I had it on the tip of my tongue to retort “FREE EXERCISE THEREOF”, but as I was accustomed to doing, I remained silent.

I'm not quite as content to remain silent as I used to be.

That was my first memorable experience with anti-Christian zealots, but there have been numerous encounters since. In college we argued over whether or not a student organization should be allowed to put up a Christmas tree in the student center. Of course it should, I said. That isn't infringing on anyone's rights. A girl responded, Oh, yeah? How about I go on down there and light a Menorah?

Go ahead, I said.
 
See, I'm all for other religions having rights too. That's the great thing about freedom – it allows you to live by the principles that you choose to follow rather than allowing someone else to make those choices for you. This includes running a company that you own according to your personal values – like giving employees Sundays off, paying them significantly more than the minimum wage, or not providing them with benefits that you believe to be immoral.
 
Ah yes, Hobby Lobby. Corporations are not humans, you say. They don't have rights. I'm sure the thousands of business owners who have shed blood, sweat, and tears over their life's work would disagree with you. The court made the right call on this one. Women have not been denied birth control, and real-life, soul-carrying human beings, who also happen to own companies, have not been denied moral autonomy.

But this is the problem that arises when you start creating more and more laws, more and more restrictions, more and more mandates. You have to start figuring out where to draw the lines. And you end up with lines drawn all over the sand until the tide inevitably comes in and washes them all away.

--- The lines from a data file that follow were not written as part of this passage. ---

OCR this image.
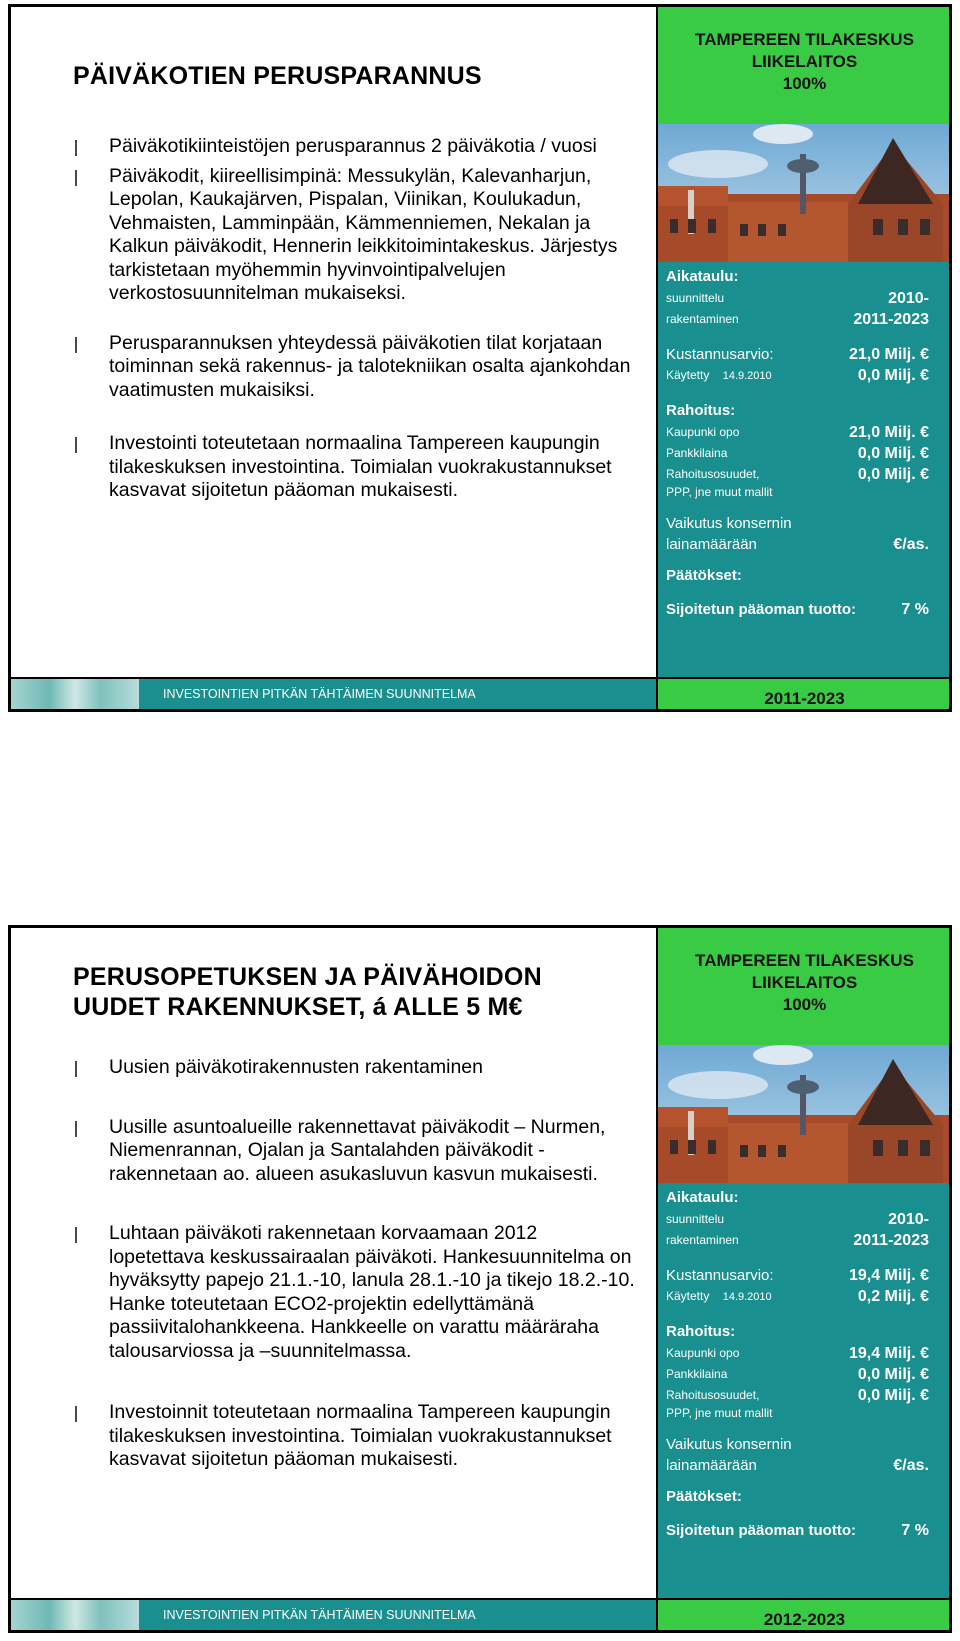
PÄIVÄKOTIEN PERUSPARANNUS
Päiväkotikiinteistöjen perusparannus 2 päiväkotia / vuosi
Päiväkodit, kiireellisimpinä: Messukylän, Kalevanharjun, Lepolan, Kaukajärven, Pispalan, Viinikan, Koulukadun, Vehmaisten, Lamminpään, Kämmenniemen, Nekalan ja Kalkun päiväkodit, Hennerin leikkitoimintakeskus. Järjestys tarkistetaan myöhemmin hyvinvointipalvelujen verkostosuunnitelman mukaiseksi.
Perusparannuksen yhteydessä päiväkotien tilat korjataan toiminnan sekä rakennus- ja talotekniikan osalta ajankohdan vaatimusten mukaisiksi.
Investointi toteutetaan normaalina Tampereen kaupungin tilakeskuksen investointina. Toimialan vuokrakustannukset kasvavat sijoitetun pääoman mukaisesti.
TAMPEREEN TILAKESKUS
LIIKELAITOS
100%
Aikataulu:
suunnittelu	2010-
rakentaminen	2011-2023
Kustannusarvio:	21,0 Milj. €
Käytetty 14.9.2010	0,0 Milj. €
Rahoitus:
Kaupunki opo	21,0 Milj. €
Pankkilaina	0,0 Milj. €
Rahoitusosuudet,	0,0 Milj. €
PPP, jne muut mallit
Vaikutus konsernin
lainamäärään	€/as.
Päätökset:
Sijoitetun pääoman tuotto:	7 %
INVESTOINTIEN PITKÄN TÄHTÄIMEN SUUNNITELMA	2011-2023
PERUSOPETUKSEN JA PÄIVÄHOIDON
UUDET RAKENNUKSET, á ALLE 5 M€
Uusien päiväkotirakennusten rakentaminen
Uusille asuntoalueille rakennettavat päiväkodit – Nurmen, Niemenrannan, Ojalan ja Santalahden päiväkodit - rakennetaan ao. alueen asukasluvun kasvun mukaisesti.
Luhtaan päiväkoti rakennetaan korvaamaan 2012 lopetettava keskussairaalan päiväkoti. Hankesuunnitelma on hyväksytty papejo 21.1.-10, lanula 28.1.-10 ja tikejo 18.2.-10. Hanke toteutetaan ECO2-projektin edellyttämänä passiivitalohankkeena. Hankkeelle on varattu määräraha talousarviossa ja –suunnitelmassa.
Investoinnit toteutetaan normaalina Tampereen kaupungin tilakeskuksen investointina. Toimialan vuokrakustannukset kasvavat sijoitetun pääoman mukaisesti.
TAMPEREEN TILAKESKUS
LIIKELAITOS
100%
Aikataulu:
suunnittelu	2010-
rakentaminen	2011-2023
Kustannusarvio:	19,4 Milj. €
Käytetty 14.9.2010	0,2 Milj. €
Rahoitus:
Kaupunki opo	19,4 Milj. €
Pankkilaina	0,0 Milj. €
Rahoitusosuudet,	0,0 Milj. €
PPP, jne muut mallit
Vaikutus konsernin
lainamäärään	€/as.
Päätökset:
Sijoitetun pääoman tuotto:	7 %
INVESTOINTIEN PITKÄN TÄHTÄIMEN SUUNNITELMA	2012-2023
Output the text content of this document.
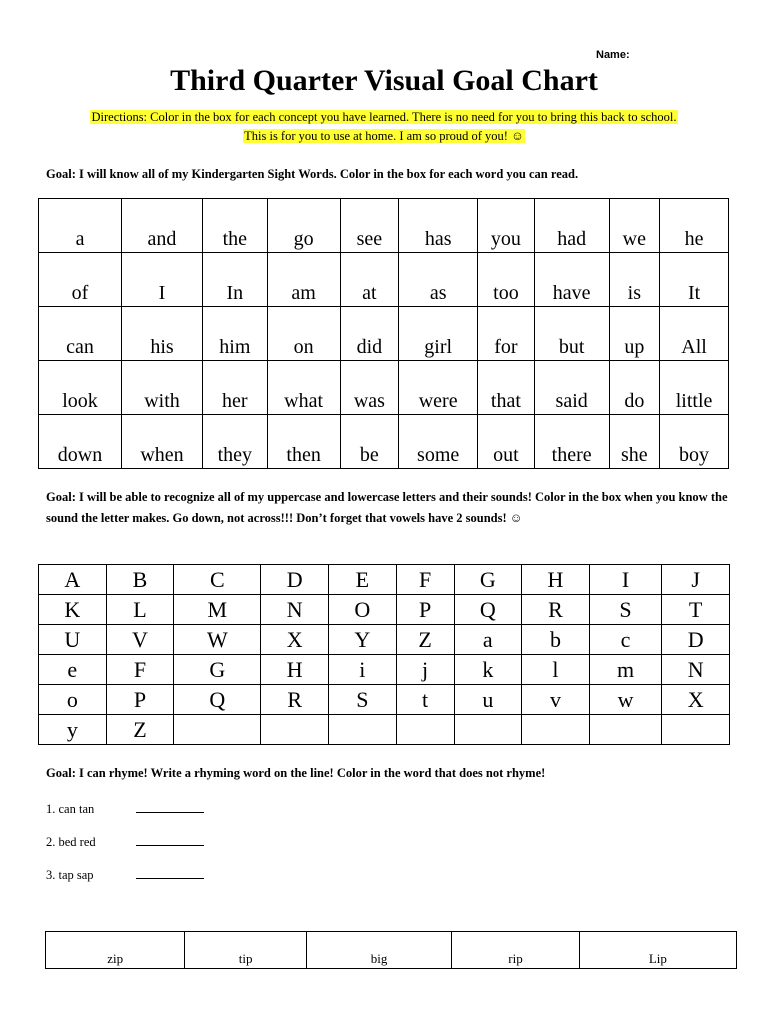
Name:
Third Quarter Visual Goal Chart
Directions: Color in the box for each concept you have learned. There is no need for you to bring this back to school.
This is for you to use at home. I am so proud of you! ☺
Goal: I will know all of my Kindergarten Sight Words. Color in the box for each word you can read.
a	and	the	go	see	has	you	had	we	he
of	I	In	am	at	as	too	have	is	It
can	his	him	on	did	girl	for	but	up	All
look	with	her	what	was	were	that	said	do	little
down	when	they	then	be	some	out	there	she	boy
Goal: I will be able to recognize all of my uppercase and lowercase letters and their sounds! Color in the box when you know the sound the letter makes. Go down, not across!!! Don’t forget that vowels have 2 sounds! ☺
A	B	C	D	E	F	G	H	I	J
K	L	M	N	O	P	Q	R	S	T
U	V	W	X	Y	Z	a	b	c	D
e	F	G	H	i	j	k	l	m	N
o	P	Q	R	S	t	u	v	w	X
y	Z								
Goal: I can rhyme! Write a rhyming word on the line! Color in the word that does not rhyme!
1. can tan
2. bed red
3. tap sap
zip	tip	big	rip	Lip
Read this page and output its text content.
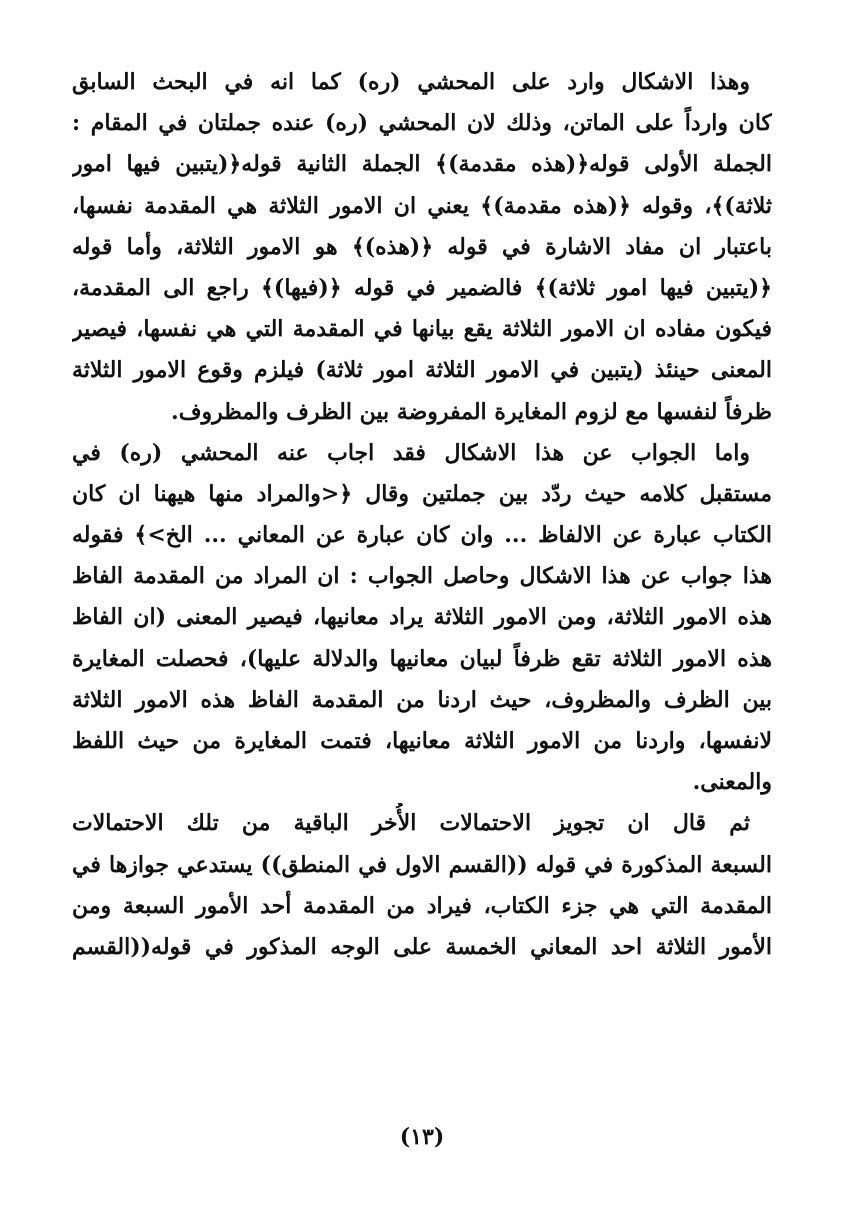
وهذا الاشكال وارد على المحشي (ره) كما انه في البحث السابق
كان وارداً على الماتن، وذلك لان المحشي (ره) عنده جملتان في المقام :
الجملة الأولى قوله﴿(هذه مقدمة)﴾ الجملة الثانية قوله﴿(يتبين فيها امور
ثلاثة)﴾، وقوله ﴿(هذه مقدمة)﴾ يعني ان الامور الثلاثة هي المقدمة نفسها،
باعتبار ان مفاد الاشارة في قوله ﴿(هذه)﴾ هو الامور الثلاثة، وأما قوله
﴿(يتبين فيها امور ثلاثة)﴾ فالضمير في قوله ﴿(فيها)﴾ راجع الى المقدمة،
فيكون مفاده ان الامور الثلاثة يقع بيانها في المقدمة التي هي نفسها، فيصير
المعنى حينئذ (يتبين في الامور الثلاثة امور ثلاثة) فيلزم وقوع الامور الثلاثة
ظرفاً لنفسها مع لزوم المغايرة المفروضة بين الظرف والمظروف.
واما الجواب عن هذا الاشكال فقد اجاب عنه المحشي (ره) في
مستقبل كلامه حيث ردّد بين جملتين وقال ﴿<والمراد منها هيهنا ان كان
الكتاب عبارة عن الالفاظ ... وان كان عبارة عن المعاني ... الخ>﴾ فقوله
هذا جواب عن هذا الاشكال وحاصل الجواب : ان المراد من المقدمة الفاظ
هذه الامور الثلاثة، ومن الامور الثلاثة يراد معانيها، فيصير المعنى (ان الفاظ
هذه الامور الثلاثة تقع ظرفاً لبيان معانيها والدلالة عليها)، فحصلت المغايرة
بين الظرف والمظروف، حيث اردنا من المقدمة الفاظ هذه الامور الثلاثة
لانفسها، واردنا من الامور الثلاثة معانيها، فتمت المغايرة من حيث اللفظ
والمعنى.
ثم قال ان تجويز الاحتمالات الأُخر الباقية من تلك الاحتمالات
السبعة المذكورة في قوله ((القسم الاول في المنطق)) يستدعي جوازها في
المقدمة التي هي جزء الكتاب، فيراد من المقدمة أحد الأمور السبعة ومن
الأمور الثلاثة احد المعاني الخمسة على الوجه المذكور في قوله((القسم
(١٣)
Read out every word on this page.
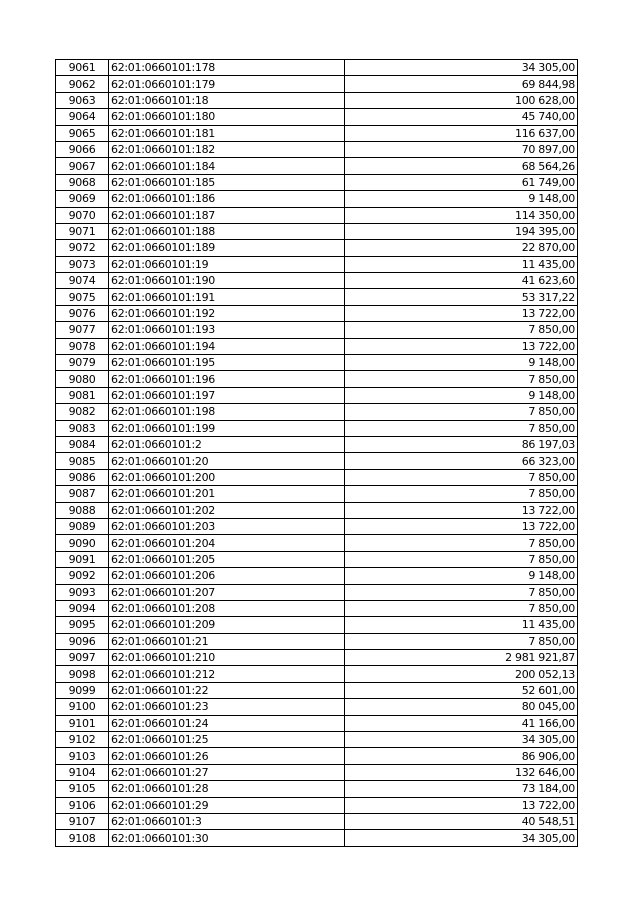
9061	62:01:0660101:178	34 305,00
9062	62:01:0660101:179	69 844,98
9063	62:01:0660101:18	100 628,00
9064	62:01:0660101:180	45 740,00
9065	62:01:0660101:181	116 637,00
9066	62:01:0660101:182	70 897,00
9067	62:01:0660101:184	68 564,26
9068	62:01:0660101:185	61 749,00
9069	62:01:0660101:186	9 148,00
9070	62:01:0660101:187	114 350,00
9071	62:01:0660101:188	194 395,00
9072	62:01:0660101:189	22 870,00
9073	62:01:0660101:19	11 435,00
9074	62:01:0660101:190	41 623,60
9075	62:01:0660101:191	53 317,22
9076	62:01:0660101:192	13 722,00
9077	62:01:0660101:193	7 850,00
9078	62:01:0660101:194	13 722,00
9079	62:01:0660101:195	9 148,00
9080	62:01:0660101:196	7 850,00
9081	62:01:0660101:197	9 148,00
9082	62:01:0660101:198	7 850,00
9083	62:01:0660101:199	7 850,00
9084	62:01:0660101:2	86 197,03
9085	62:01:0660101:20	66 323,00
9086	62:01:0660101:200	7 850,00
9087	62:01:0660101:201	7 850,00
9088	62:01:0660101:202	13 722,00
9089	62:01:0660101:203	13 722,00
9090	62:01:0660101:204	7 850,00
9091	62:01:0660101:205	7 850,00
9092	62:01:0660101:206	9 148,00
9093	62:01:0660101:207	7 850,00
9094	62:01:0660101:208	7 850,00
9095	62:01:0660101:209	11 435,00
9096	62:01:0660101:21	7 850,00
9097	62:01:0660101:210	2 981 921,87
9098	62:01:0660101:212	200 052,13
9099	62:01:0660101:22	52 601,00
9100	62:01:0660101:23	80 045,00
9101	62:01:0660101:24	41 166,00
9102	62:01:0660101:25	34 305,00
9103	62:01:0660101:26	86 906,00
9104	62:01:0660101:27	132 646,00
9105	62:01:0660101:28	73 184,00
9106	62:01:0660101:29	13 722,00
9107	62:01:0660101:3	40 548,51
9108	62:01:0660101:30	34 305,00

Religious freedom is so important that it is the first amendment to our Constitution. It is a right that our founding fathers saw fit to put first, but too many people misunderstand it when they cry 'separation of church and state!' That separation not only ensures that you can not be forced to practice a religion, but also guarantees the rights of those who do.

Even so, there are plenty of people who don't think I should have that right and work tirelessly to ensure that I am denied it, little by little, with each passing year. Every June I hear the same story – another graduate who 'shocked' people by deviating from his pre-approved commencement speech. What was so scandalous about his drafts that didn't make the cut? Why, because Christian ideology is taboo, of course. Quote Gandhi all you want, but Jesus Christ? No way. Sure, you can reference Buddha, but those red letters in the New Testament? Sorry pal, that's offensive.

Keep it in your churches, they say. I have the right to not have to see/hear it, they say. Idiots who believe in a thousands-year-old book of fairy tales, they imply, and sometimes go ahead and say.

There is no respect for beliefs in those comments, no understanding of basic rights. But they have the right to think them and say them. They have as much of a right to shout their words from the rooftops as I do to say 'Christ is Lord'.

(And if you think that getting rid of proselytizing sounds like a good idea, try living in a country where it's outlawed.)
 
I am a Christian, and I have no power to force you to become one too. And I wouldn't want to because I value freedom in your life as well. But if you seek to pass laws that will impede my ability to live according to what I believe is right, then you must ask yourself – which side of freedom are you really on?

Not all Christians agree with Hobby Lobby's stance on contraceptives. Not everyone agrees with the words of a Christian high school student's speech. But as Thomas Jefferson pointed out, we can agree that 'religion is a matter which lies solely between Man & his God, that he owes account to none other for his faith or his worship'.
 
If we are denied the right to run our businesses according to our consciences or prohibited from freely speaking about our faith, then to whom are we actually being held accountable?
 
I stay silent no more, because I worry about what someone will say to my kids in their high school cafeteria. Or worse yet, I worry that they will never have the opportunity for someone to say something to them at all.